Dort trat Christoph Hackethal der Germania bei. Die Germanen wählten Christoph Hackethal für das Sommer-semester 1921 zum Fuchsmajor. In diesem Amt stellte er zum ersten Mal seine Fähigkeiten in der Menschenführung unter Beweis. 1922 ins Hildesheimer Priesterseminar eingetreten, wurde Hackethal unter Teilnahme seiner Bundesbrüder am 24. Februar 1923 durch Diözesanbischof Dr. Joseph Ernst im Dom zu Hildesheim zum Priester geweiht. Anschließend kam er als Kaplan nach Wilhelmsburg bei Hamburg, eine Arbeitergemeinde im äußersten Norden des Bistums Hildesheim. Schon nach einem Jahr, zum 1. Mai 1924, wurde Hackethal nach St. Elisabeth in Hannover versetzt. Dort galt sein besonderes Augenmerk dem schulischen Religionsunterricht und der Jugendseelsorge sowie den - aus Ermangelung eines Pfarrzentrums in der Aula des Kaiser-Wilhelm-Gymnasiums stattfindenden - „Gemeindeabenden für religiöse Kultur, Kunst und Bildung“.
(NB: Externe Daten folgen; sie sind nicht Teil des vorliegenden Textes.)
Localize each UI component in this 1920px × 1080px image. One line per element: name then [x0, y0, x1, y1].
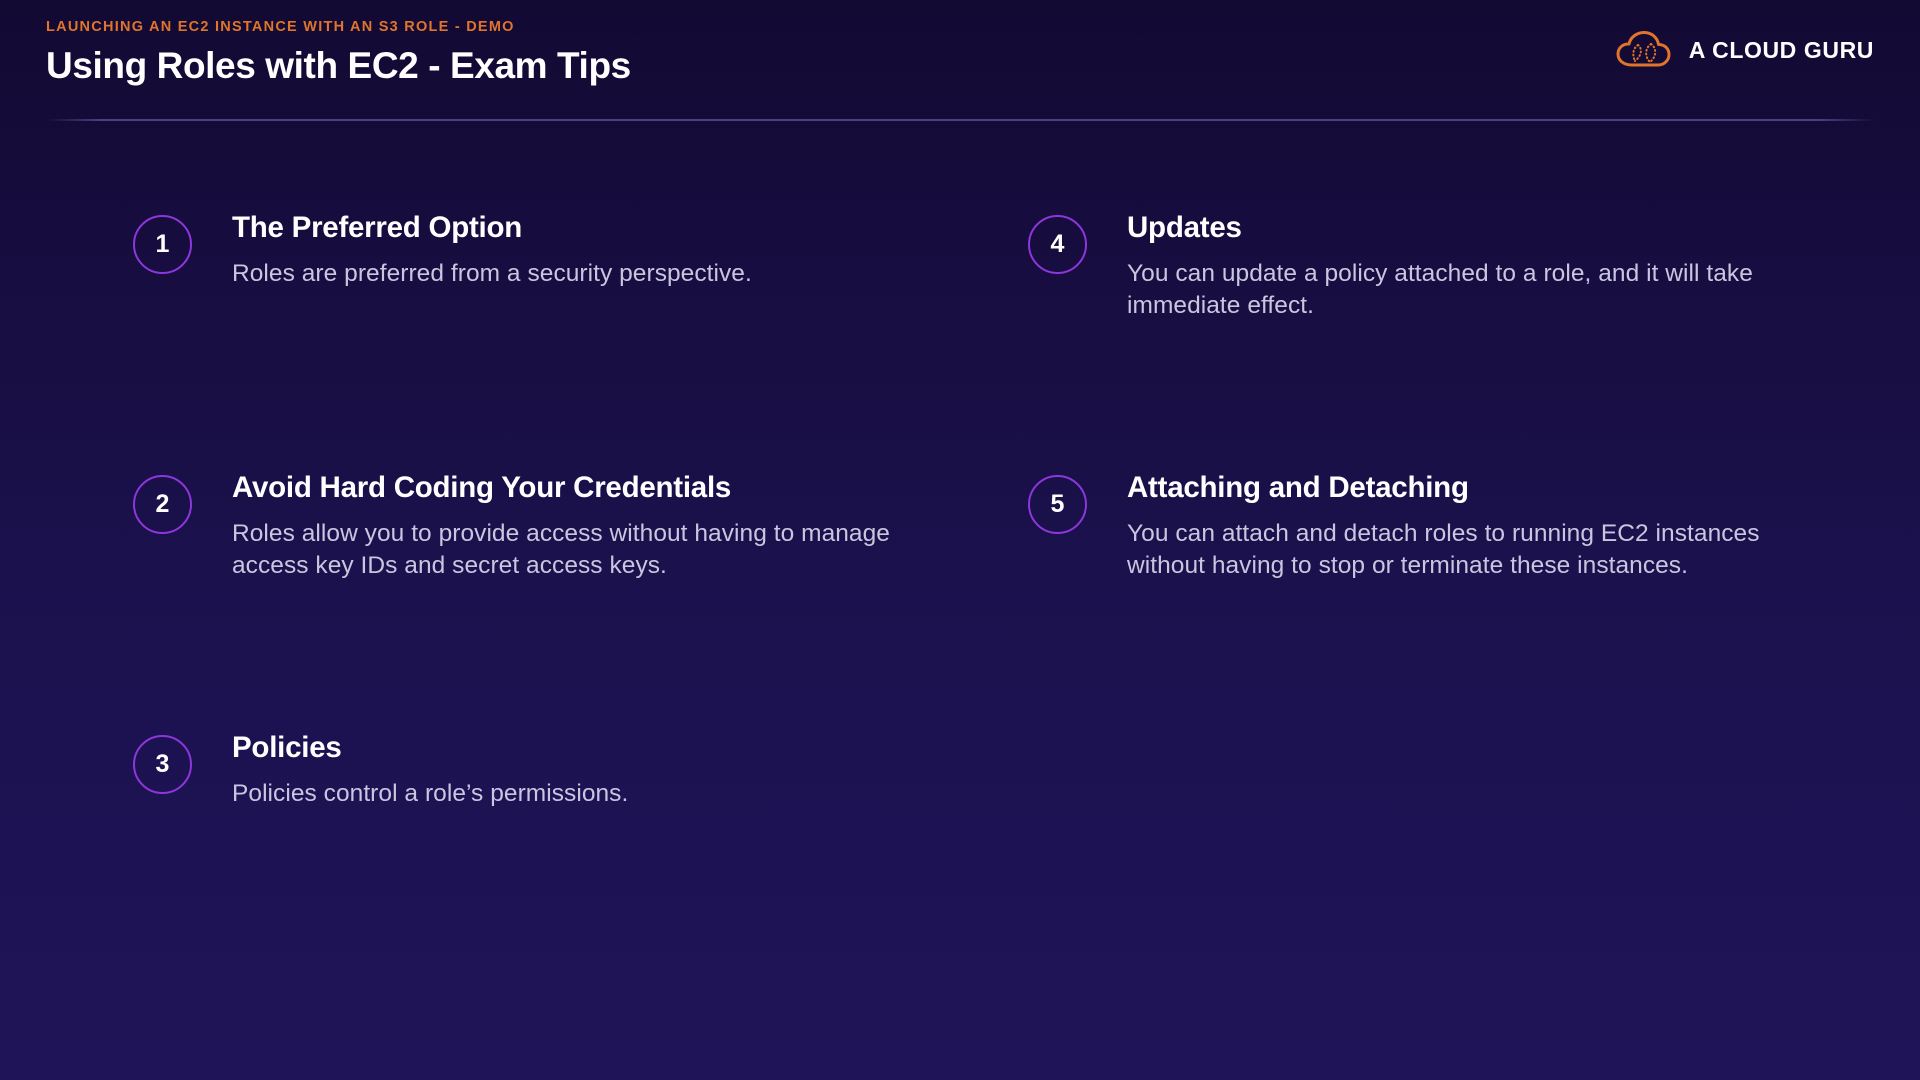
tip-description: Roles allow you to provide access withou… [232, 518, 912, 581]
tip-title: Attaching and Detaching [1127, 470, 1817, 505]
tip-title: Avoid Hard Coding Your Credentials [232, 470, 912, 505]
brand-name-label: A CLOUD GURU [1689, 37, 1874, 64]
tip-description: You can attach and detach roles to runni… [1127, 518, 1817, 581]
tip-item-3: 3 Policies Policies control a role’s per… [133, 725, 628, 810]
tip-description: Policies control a role’s permissions. [232, 778, 628, 809]
brand-logo-group: A CLOUD GURU [1615, 30, 1874, 70]
tip-number-badge: 5 [1028, 475, 1087, 534]
tip-body: Policies Policies control a role’s permi… [232, 725, 628, 810]
tip-title: Updates [1127, 210, 1817, 245]
tip-item-2: 2 Avoid Hard Coding Your Credentials Rol… [133, 465, 912, 581]
tip-title: The Preferred Option [232, 210, 752, 245]
header-divider [46, 119, 1875, 121]
tip-body: The Preferred Option Roles are preferred… [232, 205, 752, 290]
tip-body: Avoid Hard Coding Your Credentials Roles… [232, 465, 912, 581]
tip-item-1: 1 The Preferred Option Roles are preferr… [133, 205, 752, 290]
lesson-eyebrow-label: LAUNCHING AN EC2 INSTANCE WITH AN S3 ROL… [46, 20, 631, 36]
tip-number-badge: 1 [133, 215, 192, 274]
header-title-group: LAUNCHING AN EC2 INSTANCE WITH AN S3 ROL… [46, 20, 631, 86]
tip-body: Updates You can update a policy attached… [1127, 205, 1817, 321]
tip-number-badge: 2 [133, 475, 192, 534]
tip-description: You can update a policy attached to a ro… [1127, 258, 1817, 321]
tip-body: Attaching and Detaching You can attach a… [1127, 465, 1817, 581]
tip-item-5: 5 Attaching and Detaching You can attach… [1028, 465, 1817, 581]
tip-item-4: 4 Updates You can update a policy attach… [1028, 205, 1817, 321]
tip-number-badge: 4 [1028, 215, 1087, 274]
cloud-icon [1615, 30, 1672, 70]
tip-description: Roles are preferred from a security pers… [232, 258, 752, 289]
page-title: Using Roles with EC2 - Exam Tips [46, 45, 631, 86]
tip-title: Policies [232, 730, 628, 765]
slide-header: LAUNCHING AN EC2 INSTANCE WITH AN S3 ROL… [0, 0, 1920, 120]
tip-number-badge: 3 [133, 735, 192, 794]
Seine alltägliche Arbeit wurde durch eine insgesamt eher schwächliche Gesundheit beeinträchtigt, weswegen er auch jedes Jahr einen längeren Urlaub oder Kuraufenthalt benötigte - mit der normalen Pfarrseelsorge war Hackethal rein kräftemäßig überfordert. In St. Elisabeth in Hildesheim, wohin er am 16. April 1928 kam, konnte er sich denn auch kaum einbringen, weswegen ihm stattdessen durch die Bistumsleitung zum 16. Mai 1929 die Stelle des zweiten Domlektors sowie Seelsorgers im Hildesheimer St. Bernwardskrankenhauses übertragen wurde. Mit großem Engagement kümmerte sich Hackethal um die stets rund dreihundert Patienten und bediente sich dabei bisweilen auch modernster technischer Hilfsmittel, indem er Gottesdienste und Andachten etwa per Rundfunklautsprecher in die Krankenzimmer übertragen ließ.
Am 1. Oktober 1934 wurde Hackethal durch Bischof Dr. Joseph Godehard Machens zum Pastor in Bad Harzburg-Bündheim bestellt: eine Diasporagemeinde im Harz mit mehreren kleinen Gottesdienststationen, unter anderem im 24 Kilometer entfernten Braunlage. „Mit Liebe und Hingabe richtete der Pfarrer den Gottesdienst aus. In seiner rednerisch packenden Art erschloss er den Sinn der liturgischen Gebete, Formen und Gesänge“, erinnern sich Zeitgenossen.